La situación cambió de manera radical a partir de la disolución del Congreso, cuando aquellos hombres fueron cesanteados en masa. Para empeorar las cosas, se instalaron en el Capitolio, en tiempos del presidente Grau, los tribunales de sanciones y la recién creada Secretaría (Ministerio) del Trabajo, y, ya con el presidente Mendieta, las dependencias del Consejo de Estado, además de otras oficinas públicas e incluso privadas.

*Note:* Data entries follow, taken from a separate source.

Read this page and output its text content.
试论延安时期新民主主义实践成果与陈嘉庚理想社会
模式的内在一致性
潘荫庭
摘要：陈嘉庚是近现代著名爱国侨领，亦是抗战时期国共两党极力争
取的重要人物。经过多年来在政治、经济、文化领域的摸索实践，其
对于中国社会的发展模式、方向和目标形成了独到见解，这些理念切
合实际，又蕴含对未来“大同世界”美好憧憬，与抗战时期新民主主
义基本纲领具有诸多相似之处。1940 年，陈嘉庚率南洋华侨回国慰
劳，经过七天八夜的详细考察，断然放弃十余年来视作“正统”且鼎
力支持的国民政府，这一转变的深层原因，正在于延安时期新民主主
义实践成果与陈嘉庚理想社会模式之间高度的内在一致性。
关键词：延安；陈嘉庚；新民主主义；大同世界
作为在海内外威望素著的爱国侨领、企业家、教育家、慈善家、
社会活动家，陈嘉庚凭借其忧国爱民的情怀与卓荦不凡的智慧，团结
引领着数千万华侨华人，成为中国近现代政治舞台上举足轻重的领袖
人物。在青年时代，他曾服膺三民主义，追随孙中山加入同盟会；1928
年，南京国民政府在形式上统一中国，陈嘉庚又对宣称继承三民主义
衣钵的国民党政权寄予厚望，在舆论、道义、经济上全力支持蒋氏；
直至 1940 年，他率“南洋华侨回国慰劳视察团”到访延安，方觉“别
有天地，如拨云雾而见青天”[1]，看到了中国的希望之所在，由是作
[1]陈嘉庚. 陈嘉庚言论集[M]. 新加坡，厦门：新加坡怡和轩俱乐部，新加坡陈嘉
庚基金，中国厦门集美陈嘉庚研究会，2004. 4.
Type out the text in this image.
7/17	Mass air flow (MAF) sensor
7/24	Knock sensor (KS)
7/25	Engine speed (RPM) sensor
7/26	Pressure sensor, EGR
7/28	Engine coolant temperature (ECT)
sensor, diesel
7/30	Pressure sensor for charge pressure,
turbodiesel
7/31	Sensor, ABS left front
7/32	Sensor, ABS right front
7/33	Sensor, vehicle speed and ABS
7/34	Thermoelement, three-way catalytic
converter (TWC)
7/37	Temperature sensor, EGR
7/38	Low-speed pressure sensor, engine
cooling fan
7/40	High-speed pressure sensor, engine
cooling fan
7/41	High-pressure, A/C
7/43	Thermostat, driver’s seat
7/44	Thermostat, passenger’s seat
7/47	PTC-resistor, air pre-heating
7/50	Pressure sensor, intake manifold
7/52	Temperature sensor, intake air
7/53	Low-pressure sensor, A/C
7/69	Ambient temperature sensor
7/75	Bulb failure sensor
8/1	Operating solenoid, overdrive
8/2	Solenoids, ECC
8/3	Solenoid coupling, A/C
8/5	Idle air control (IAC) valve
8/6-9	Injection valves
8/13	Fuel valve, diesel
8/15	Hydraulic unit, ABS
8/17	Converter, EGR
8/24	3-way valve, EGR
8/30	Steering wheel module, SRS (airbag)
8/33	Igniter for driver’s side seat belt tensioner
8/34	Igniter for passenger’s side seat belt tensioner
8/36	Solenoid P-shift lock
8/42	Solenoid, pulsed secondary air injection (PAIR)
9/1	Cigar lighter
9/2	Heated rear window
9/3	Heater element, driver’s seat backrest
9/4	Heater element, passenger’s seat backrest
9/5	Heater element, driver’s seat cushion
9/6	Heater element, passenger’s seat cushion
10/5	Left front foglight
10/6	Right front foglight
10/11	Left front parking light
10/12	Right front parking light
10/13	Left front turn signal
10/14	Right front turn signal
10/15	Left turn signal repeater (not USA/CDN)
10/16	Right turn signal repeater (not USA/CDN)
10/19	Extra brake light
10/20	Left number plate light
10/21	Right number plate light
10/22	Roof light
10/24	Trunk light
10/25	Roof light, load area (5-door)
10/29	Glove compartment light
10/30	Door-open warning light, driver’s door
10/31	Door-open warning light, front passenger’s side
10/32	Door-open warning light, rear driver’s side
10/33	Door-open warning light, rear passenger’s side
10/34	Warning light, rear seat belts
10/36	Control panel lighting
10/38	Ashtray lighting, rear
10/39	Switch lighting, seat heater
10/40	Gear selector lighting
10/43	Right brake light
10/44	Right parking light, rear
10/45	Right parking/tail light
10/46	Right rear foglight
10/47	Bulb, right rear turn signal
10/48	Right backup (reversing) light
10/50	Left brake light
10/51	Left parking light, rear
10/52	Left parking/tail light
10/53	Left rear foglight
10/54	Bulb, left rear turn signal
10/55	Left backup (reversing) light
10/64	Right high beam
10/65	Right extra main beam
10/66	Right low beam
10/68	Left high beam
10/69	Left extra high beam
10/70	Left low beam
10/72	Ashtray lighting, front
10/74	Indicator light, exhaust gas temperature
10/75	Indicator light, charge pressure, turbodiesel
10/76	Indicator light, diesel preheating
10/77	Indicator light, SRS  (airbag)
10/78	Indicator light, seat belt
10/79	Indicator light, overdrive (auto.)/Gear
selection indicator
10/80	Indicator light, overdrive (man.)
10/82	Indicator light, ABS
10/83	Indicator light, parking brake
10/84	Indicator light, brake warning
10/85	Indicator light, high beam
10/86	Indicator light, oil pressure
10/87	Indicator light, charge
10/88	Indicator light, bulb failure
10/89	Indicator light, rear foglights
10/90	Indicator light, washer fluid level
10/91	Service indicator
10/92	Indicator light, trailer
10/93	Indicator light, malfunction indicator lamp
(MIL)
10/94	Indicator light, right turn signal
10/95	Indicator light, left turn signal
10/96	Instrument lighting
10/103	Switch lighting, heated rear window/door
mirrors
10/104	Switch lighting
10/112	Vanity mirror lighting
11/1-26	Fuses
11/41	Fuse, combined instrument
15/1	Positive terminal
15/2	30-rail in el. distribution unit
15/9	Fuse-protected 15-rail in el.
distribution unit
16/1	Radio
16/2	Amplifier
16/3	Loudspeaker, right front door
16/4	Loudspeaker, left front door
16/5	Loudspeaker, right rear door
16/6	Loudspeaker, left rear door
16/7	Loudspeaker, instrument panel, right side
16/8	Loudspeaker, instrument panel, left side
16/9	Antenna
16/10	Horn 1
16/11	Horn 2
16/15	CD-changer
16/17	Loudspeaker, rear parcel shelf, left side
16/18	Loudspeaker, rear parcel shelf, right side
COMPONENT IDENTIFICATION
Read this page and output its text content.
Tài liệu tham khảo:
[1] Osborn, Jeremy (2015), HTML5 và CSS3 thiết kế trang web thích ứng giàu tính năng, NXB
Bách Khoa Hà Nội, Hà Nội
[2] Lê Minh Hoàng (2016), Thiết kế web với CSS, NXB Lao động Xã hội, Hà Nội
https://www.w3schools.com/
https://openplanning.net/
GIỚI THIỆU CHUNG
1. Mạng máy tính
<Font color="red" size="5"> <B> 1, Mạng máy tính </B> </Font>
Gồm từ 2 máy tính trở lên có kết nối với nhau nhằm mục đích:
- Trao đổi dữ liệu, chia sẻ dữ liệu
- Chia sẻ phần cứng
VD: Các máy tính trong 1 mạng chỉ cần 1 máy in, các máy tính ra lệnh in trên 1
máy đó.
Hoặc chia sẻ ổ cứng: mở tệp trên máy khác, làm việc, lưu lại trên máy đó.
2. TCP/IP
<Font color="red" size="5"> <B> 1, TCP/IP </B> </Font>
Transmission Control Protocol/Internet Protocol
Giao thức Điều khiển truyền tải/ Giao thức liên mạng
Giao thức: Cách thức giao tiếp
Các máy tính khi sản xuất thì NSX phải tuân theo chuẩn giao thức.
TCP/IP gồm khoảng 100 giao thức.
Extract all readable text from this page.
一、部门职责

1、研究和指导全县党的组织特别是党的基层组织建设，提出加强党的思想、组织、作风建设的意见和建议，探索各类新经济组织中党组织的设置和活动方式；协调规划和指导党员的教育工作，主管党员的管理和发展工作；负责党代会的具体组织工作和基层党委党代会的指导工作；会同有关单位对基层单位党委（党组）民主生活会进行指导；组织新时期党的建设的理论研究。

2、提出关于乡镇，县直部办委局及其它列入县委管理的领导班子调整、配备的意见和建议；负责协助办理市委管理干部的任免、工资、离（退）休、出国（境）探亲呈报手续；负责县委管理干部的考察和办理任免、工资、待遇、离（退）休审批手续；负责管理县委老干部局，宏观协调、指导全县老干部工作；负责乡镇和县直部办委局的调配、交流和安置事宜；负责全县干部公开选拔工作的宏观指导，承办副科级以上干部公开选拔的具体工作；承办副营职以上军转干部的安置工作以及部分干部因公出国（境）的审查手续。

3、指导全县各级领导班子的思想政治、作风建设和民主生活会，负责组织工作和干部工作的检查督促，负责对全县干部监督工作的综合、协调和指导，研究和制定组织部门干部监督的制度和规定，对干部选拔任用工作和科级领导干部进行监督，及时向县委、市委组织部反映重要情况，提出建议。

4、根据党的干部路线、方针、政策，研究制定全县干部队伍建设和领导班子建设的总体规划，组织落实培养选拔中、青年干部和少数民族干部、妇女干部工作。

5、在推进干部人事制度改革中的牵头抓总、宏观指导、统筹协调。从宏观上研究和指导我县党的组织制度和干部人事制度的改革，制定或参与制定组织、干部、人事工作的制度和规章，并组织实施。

Todo se desorganizó. La limpieza no fue ya la misma ni los mantenimientos. Tampoco el cuidado de los jardines. La tapicería empezó a deteriorarse. Se vieron ocho butacones en salas donde siempre hubo 12 y estantes construidos a medida para determinados espacios se trasladaron a otros sitios. Desaparecieron bancos de mármol del Salón de los Pasos Perdidos, se subdividieron salones a como diera lugar, lo que les dio una apariencia de cuartería, y lujosos servicios sanitarios fueron desmantelados para convertirlos en oficinas. Lo peor fue que en el cuarto piso del edificio se permitió la habilitación de una vidriera de apuntaciones para los sorteos de la bolita y la charada.
Poco se ganó en organización cuando en 1936 volvió a constituirse el Congreso y el Senado y la Cámara de Representantes se instalaron de nuevo en el Palacio de las Leyes. Desaparecían máquinas de escribir y ventiladores de las oficinas, libros raros y valiosos se esfumaban de la biblioteca, y las tapas de bronce de los registros de las farolas eran segueteadas durante la noche. Se desmontaban los reflectores exteriores del edificio para llevarlos a iluminar alguna fiesta particular. El robo hizo crisis cuando a los ladrones, que estaban todos dentro del inmueble, les dio por llevarse las bisagras de bronce de las grandes puertas interiores. El jefe de mantenimiento dispuso entonces que se deformaran a golpes las cabezas de sus tornillos a fin de que no pudieran ser sacados con un destornillador.
Mientras tanto Manuel Parra Hernández se mantenía con celo en su puesto de «guarda almacén». Incluso en el período en que quedó excedente y se le suspendió durante tres meses el pago del salario, no dejó de acudir a su puesto de trabajo con el convencimiento de que nadie más que él podía custodiar aquel depósito donde se guardaban, entre otros objetos de mucho valor, la muy preciada vajilla del Capitolio. No pudo evitar, sin embargo, que en 1940, al acceder Fulgencio Batista a la primera magistratura, se llevara para el Palacio Presidencial la mitad de las piezas que componían la vajilla capitolina. En 1944, Parra Hernández seguía en lo suyo. Ganaba entonces 86 pesos mensuales.
El apuntador del cuarto piso, por su parte, había puesto el grito en el cielo cuando le notificaron que debía sacar su vidriera del edificio. Colérico, preguntó entonces que quién iba a devolverle los 400 pesos que había pagado por el espacio. Le respondieron, y no es imaginación de este escribidor, que fuera a preguntárselo a la Estatua de la República.